Об этом переживании рассказывает сам Достоевский: однажды, в августе 1832 года, в конце летнего пребывания в Даровом он шел через кусты неподалеку от деревни; он любил лес «с его… сырым запахом перетлевших листьев». Вдруг словно в какой-то галлюцинации мальчик ясно и отчетливо услышал крик: «Волк бежит». Достоевский: «Я вскрикнул и вне себя от испуга, крича в голос, выбежал на поляну, прямо на пашущего мужика. Это был наш мужик Марей». Марей пытался успокоить мальчика. «Но я весь трясся и еще крепче уцепился за его зипун и, должно быть, был очень бледен». Марей «протянул руку и вдруг погладил меня по щеке. «Ну, полно же, ну, Христос с тобой, окстись». Но я не крестился; углы губ моих вздрагивали, и, кажется, это особенно его поразило. Он протянул тихонько свой толстый, с черным ногтем, запачканный в земле палец и тихонько дотронулся до вспрыгивавших моих губ. «Ишь ведь, ай», улыбнулся он мне какою-то материнскою и длинною улыбкой ...». Наконец мальчик понял, что крик ему померещился. «... Такие крики (не об одних волках) мне уже раз или два и прежде мерещились, и я знал про то». Он решился уйти. Марей ободрил его и обещал, «матерински улыбаясь», смотреть ему вслед: «…ну, Христос с тобой, ну ступай» – и он перекрестил меня рукой и сам перекрестился. Я пошел, оглядываясь назад каждые десять шагов». Когда мальчик дошел до первой риги, он обернулся в последний раз к Марею; «лицо его я уже не мог разглядеть ясно, но чувствовал, что он все точно так же мне ласково улыбается и кивает головой. Я махнул ему рукой, он махнул мне тоже и тронул кобыленку».

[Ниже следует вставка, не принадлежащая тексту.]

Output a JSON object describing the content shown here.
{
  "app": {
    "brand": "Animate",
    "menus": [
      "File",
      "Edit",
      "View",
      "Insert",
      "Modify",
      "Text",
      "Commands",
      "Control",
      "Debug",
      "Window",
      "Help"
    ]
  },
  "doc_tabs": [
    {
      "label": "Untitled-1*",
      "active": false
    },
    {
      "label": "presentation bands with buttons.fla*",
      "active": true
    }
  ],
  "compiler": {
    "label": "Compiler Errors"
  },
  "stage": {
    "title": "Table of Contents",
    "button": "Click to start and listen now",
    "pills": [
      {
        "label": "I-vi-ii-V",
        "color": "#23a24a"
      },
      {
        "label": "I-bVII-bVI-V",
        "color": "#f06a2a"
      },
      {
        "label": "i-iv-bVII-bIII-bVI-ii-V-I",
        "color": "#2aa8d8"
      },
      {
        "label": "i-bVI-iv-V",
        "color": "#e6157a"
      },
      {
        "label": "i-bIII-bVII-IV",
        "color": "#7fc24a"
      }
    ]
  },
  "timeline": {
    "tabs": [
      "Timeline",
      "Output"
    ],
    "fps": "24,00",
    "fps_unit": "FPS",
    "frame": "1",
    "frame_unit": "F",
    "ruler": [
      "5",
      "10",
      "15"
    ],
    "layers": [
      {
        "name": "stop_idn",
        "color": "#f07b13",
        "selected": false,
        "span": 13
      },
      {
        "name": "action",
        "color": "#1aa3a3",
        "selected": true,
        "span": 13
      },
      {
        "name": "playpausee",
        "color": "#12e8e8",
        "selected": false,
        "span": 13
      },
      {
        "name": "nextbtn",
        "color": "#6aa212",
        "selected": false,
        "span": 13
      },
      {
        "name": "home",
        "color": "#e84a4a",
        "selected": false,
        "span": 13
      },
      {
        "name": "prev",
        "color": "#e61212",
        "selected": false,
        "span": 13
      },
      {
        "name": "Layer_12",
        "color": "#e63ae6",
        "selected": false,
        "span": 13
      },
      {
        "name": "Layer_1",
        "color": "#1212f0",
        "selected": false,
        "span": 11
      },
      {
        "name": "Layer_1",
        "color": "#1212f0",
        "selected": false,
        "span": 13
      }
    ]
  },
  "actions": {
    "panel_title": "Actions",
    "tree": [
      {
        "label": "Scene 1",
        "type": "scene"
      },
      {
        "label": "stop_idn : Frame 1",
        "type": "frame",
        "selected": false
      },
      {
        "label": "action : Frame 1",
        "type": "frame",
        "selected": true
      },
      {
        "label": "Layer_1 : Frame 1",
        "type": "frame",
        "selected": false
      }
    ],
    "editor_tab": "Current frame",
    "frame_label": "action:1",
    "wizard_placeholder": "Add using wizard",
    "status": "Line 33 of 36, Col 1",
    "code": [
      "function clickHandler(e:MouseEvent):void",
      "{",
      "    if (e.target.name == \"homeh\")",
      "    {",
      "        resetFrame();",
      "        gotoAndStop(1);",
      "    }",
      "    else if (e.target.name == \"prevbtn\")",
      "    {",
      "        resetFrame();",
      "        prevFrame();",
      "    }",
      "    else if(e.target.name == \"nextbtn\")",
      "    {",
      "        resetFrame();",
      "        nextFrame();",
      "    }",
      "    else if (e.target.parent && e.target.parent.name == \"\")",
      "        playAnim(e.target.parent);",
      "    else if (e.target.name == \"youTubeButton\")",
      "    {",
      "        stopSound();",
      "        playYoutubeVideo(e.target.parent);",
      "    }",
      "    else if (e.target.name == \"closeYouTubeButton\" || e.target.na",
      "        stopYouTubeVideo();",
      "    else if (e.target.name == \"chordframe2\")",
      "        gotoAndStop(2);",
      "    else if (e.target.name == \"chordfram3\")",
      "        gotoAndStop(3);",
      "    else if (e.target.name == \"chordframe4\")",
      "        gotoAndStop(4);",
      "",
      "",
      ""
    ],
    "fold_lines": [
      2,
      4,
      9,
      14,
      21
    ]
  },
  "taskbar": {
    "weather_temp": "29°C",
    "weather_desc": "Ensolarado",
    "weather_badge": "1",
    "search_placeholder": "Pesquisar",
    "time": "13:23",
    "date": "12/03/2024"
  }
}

Переживание Достоевского во время встречи с крестьянином Мареем имеет сходство с рассказом об исцелении одержимого: галлюцинация почти 11-летнего Достоевского схожа с одержимостью того жителя восточного берега Геннисаретского озера; успокоение, прикосновение крестьянина к его дергавшимся губам, осенение крестным знамением, искреннюю любовь и теплый взгляд мужика можно сравнить с исцелением одержимого Христом. В обоих случаях следует благодарное удаление успокоенного или же исцеленного.

За обоими переживаниями молодого Достоевского – встречей с этим новозаветным рассказом и переживанием галлюцинации и освобождением от нее успокаивающим его крестьянином Мареем – кроется один и тот же смысл, одна и та же побуждающая сила; оба переживания Достоевского указывали с различных сторон на проблематику предстоящей жизни, доводили ее в какой-то степени до его сознания.

Достоевский говорит, что эти галлюцинации «с детством прошли», и можно было бы подумать, что эти помрачения сознания злыми силами, которые пугают человека, вгоняют в страх перед смертью, прекратились. Но дело обстоит не так. Достоевский был надолго, так сказать, расположен к этим силам, он чувствовал, что его поневоле влечет к ним, знакомился, вернее, должен был знакомиться с ними.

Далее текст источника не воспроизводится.